Why we should always read skeptically
Today's cribbed Game & Fish press release carries an object lesson in the reliability of self-generated news stories and why newspapers have to investigate stories carefully if they are to maintain their own credibility.
Back in the "Getting Out" section we find "Central figure in Macho B incident to pay $8,000 fine," slugged "Special to the Courier", by which we understand that the Courier got it whole and ran it unedited, i.e. a press release. In it we find the Game and Fish Commission fining the guy who originally trapped the last jaguar in AZ and revoking his game privileges for a "prohibited take," meaning he baited and intentionally trapped the animal illegally while working as a contractor on a Game & Fish cougar study.
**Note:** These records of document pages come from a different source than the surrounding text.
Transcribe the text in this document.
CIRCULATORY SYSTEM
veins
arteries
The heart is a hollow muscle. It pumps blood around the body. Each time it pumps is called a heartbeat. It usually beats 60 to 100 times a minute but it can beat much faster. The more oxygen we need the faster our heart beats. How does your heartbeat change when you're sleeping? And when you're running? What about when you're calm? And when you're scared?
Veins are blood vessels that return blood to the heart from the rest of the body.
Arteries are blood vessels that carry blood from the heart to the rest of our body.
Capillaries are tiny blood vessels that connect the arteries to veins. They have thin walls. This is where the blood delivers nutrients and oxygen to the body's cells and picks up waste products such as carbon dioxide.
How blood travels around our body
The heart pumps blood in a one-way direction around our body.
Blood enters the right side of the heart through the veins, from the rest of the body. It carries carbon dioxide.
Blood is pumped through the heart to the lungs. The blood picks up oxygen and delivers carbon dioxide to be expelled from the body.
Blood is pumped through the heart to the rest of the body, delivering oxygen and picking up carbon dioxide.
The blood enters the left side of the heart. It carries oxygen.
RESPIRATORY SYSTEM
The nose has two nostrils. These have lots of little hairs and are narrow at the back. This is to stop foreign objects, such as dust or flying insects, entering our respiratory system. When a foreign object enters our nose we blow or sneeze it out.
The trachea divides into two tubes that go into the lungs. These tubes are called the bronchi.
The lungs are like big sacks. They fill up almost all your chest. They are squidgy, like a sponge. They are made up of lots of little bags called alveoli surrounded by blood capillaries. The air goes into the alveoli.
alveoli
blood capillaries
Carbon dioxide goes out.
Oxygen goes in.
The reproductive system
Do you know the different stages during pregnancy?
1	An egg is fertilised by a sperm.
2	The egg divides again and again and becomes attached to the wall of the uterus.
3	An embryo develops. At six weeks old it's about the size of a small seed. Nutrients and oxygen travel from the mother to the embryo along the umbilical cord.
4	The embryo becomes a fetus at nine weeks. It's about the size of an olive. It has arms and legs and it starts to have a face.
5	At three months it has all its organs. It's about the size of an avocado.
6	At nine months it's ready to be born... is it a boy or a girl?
He also drew five years' probation and a $1,000 fine in criminal court.
Comparing this end-of-the-legal-road story with the first report on the incident back in February '09 is illuminating. In that press release, carried here, Game & Fish wrote that "The male cat was incidentally captured" by the department during the study -- by accident, in other words. They collared him and released him, but recaptured him after his movements seemed wrong, diagnosed him with terminal kidney failure and killed him, setting off a small but firm national wave of outrage. News stories like this focused on that decision and how it was reached, but generally glossed over the original capture, which no cat-owner will deny very likely precipitated the health problem (if there was one) and the cat's death.
The outrageous inaccuracy of the agency's first release, whether intentional, mistaken or just sloppy, should raise hackles in the Governor's office and red flags in every newsroom. For readers, when you see "Special to the Courier," you should read it as "Unsubstantiated Happy Talk and Lies." For the editors, I'd recommend you quit running press releases as news without checking them. No serious news organization does this. If you must carry them, label them properly and protect yourself from what's in them, because readers tend to assume you're actually doing your job.